There is critical need for cell-based therapeutics that can be administered intravenously (IV), and effectively home to and deliver therapeutics to the respiratory system, while maintaining patient safety. Cytonus Therapeutics and UC San Diego's Medical Center are co-developing enucleated mesenchymal stem cells with potential to deliver a wide range of biologics to treat respiratory diseases including acute respiratory distress syndrome (ARDS). Our novel platform for therapeutic delivery is to genetically engineer mesenchymal stem cells (MSCs) with inflammation homing proteins and then gently remove the nucleus, thereby providing a highly unique, viable, and safe cell therapeutic (CargocytesTM) with substantial lung homing potential. Enucleation grants the ability to genetically engineer Cargocytes with multiple lung targeting moieties and a wide range of biological payloads, while maintaining a clinically relevant safety profile. Our lung targeting strategy is built on the key potential of Cargocyte therapeutics to perform active-targeted delivery to the lungs via an intravenous route (i.v.). Nucleated MSCs will first be extensively engineered with established chemoattractant receptors CXCR4/CCR2 and inflamed endothelial adhesion molecule PSGL-1 and then enucleated prior to i.v. administration. Proof-of-concept preclinical studies will then be performed to determine whether Cargocytes engineered with lung trophic molecules home to inflamed lungs in a clinically relevant murine model of ARDS. Therefore, Aim 1 studies will determine if Cargocytes engineered with CCXCR4/CCR2 and PSGL-1 home to inflamed lung tissues and Aim 2 studies will determine if Cargocytes exit the vasculature and move into the inflamed/damaged lung parenchyma. If Cargocytes home to inflamed lung tissues and exit the vasculature, it could provide an effective means to treat a wide range of respiratory diseases.
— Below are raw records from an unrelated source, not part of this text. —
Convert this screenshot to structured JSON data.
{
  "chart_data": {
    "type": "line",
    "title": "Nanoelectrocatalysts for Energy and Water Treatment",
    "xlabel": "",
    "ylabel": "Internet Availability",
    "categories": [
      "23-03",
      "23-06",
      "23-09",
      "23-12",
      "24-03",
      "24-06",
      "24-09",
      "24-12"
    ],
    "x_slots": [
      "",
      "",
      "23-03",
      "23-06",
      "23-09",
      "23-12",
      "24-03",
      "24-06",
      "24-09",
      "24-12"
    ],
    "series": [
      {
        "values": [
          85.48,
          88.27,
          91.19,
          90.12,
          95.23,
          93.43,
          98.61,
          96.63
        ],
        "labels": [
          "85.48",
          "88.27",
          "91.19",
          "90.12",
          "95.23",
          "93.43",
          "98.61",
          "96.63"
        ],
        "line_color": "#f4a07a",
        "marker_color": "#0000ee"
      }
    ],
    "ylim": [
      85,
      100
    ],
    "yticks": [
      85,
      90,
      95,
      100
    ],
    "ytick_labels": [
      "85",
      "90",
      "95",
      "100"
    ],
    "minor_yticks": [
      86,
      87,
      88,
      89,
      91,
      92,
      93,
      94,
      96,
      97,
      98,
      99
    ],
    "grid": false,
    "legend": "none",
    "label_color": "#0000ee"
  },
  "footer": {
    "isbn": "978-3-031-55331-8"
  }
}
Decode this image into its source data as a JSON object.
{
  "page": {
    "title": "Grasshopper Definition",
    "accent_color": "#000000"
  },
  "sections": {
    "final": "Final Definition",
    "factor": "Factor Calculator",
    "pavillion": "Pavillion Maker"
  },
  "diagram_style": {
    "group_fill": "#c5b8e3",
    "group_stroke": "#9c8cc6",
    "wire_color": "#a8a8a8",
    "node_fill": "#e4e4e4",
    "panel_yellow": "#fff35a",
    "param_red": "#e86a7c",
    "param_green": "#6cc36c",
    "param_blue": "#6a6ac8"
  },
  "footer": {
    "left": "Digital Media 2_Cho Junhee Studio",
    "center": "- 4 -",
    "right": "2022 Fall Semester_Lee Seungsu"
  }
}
对于可以静脉注射（IV）施用的基于细胞的疗法，有效地需要进行基于细胞的疗法，并有效地需要 在维持患者安全的同时，向呼吸系统进行治疗。 Cytonus Therapeutics和 加州大学圣地亚哥分校的医疗中心正在共同开发含核的间充质干细胞，并有可能提供 多种生物制剂治疗呼吸道疾病，包括急性呼吸窘迫综合征（ARDS）。我们的 治疗递送的新型平台是与基因工程师间充质干细胞（MSC）一起使用的平台 炎症归巢蛋白，然后轻轻去除细胞核，从而提供高度独特，可行和 具有巨大肺归巢潜力的安全细胞治疗（cargocytestm）。偶像有能力 具有多个肺靶向部分和广泛的生物有效载荷的遗传工程师碳细胞， 同时保持临床相关的安全性。我们的肺定位策略是建立在关键潜力上的 通过静脉内路线（i.v.），对肺部进行活跃的靶向递送。成核 MSC首先将通过已建立的趋化受体CXCR4/CCR2进行广泛设计，并发炎 内皮粘附分子PSGL-1，然后在静脉内进行摘除。行政。概念证明 然后将进行临床前研究，以确定是否用肺营养进行了碳细胞 分子在ARDS的临床相关鼠模型中在肺部发炎。因此，AIM 1研究将 确定用ccxcr4/ccr2和psgl-1家用碳细胞为发炎的肺组织制造并瞄准2 研究将确定碳细胞是否退出脉管系统并进入发炎/受损的肺实质。如果 碳细胞在发炎的肺组织并退出脉管系统中，它可以提供一种有效的方法来治疗 广泛的呼吸道疾病。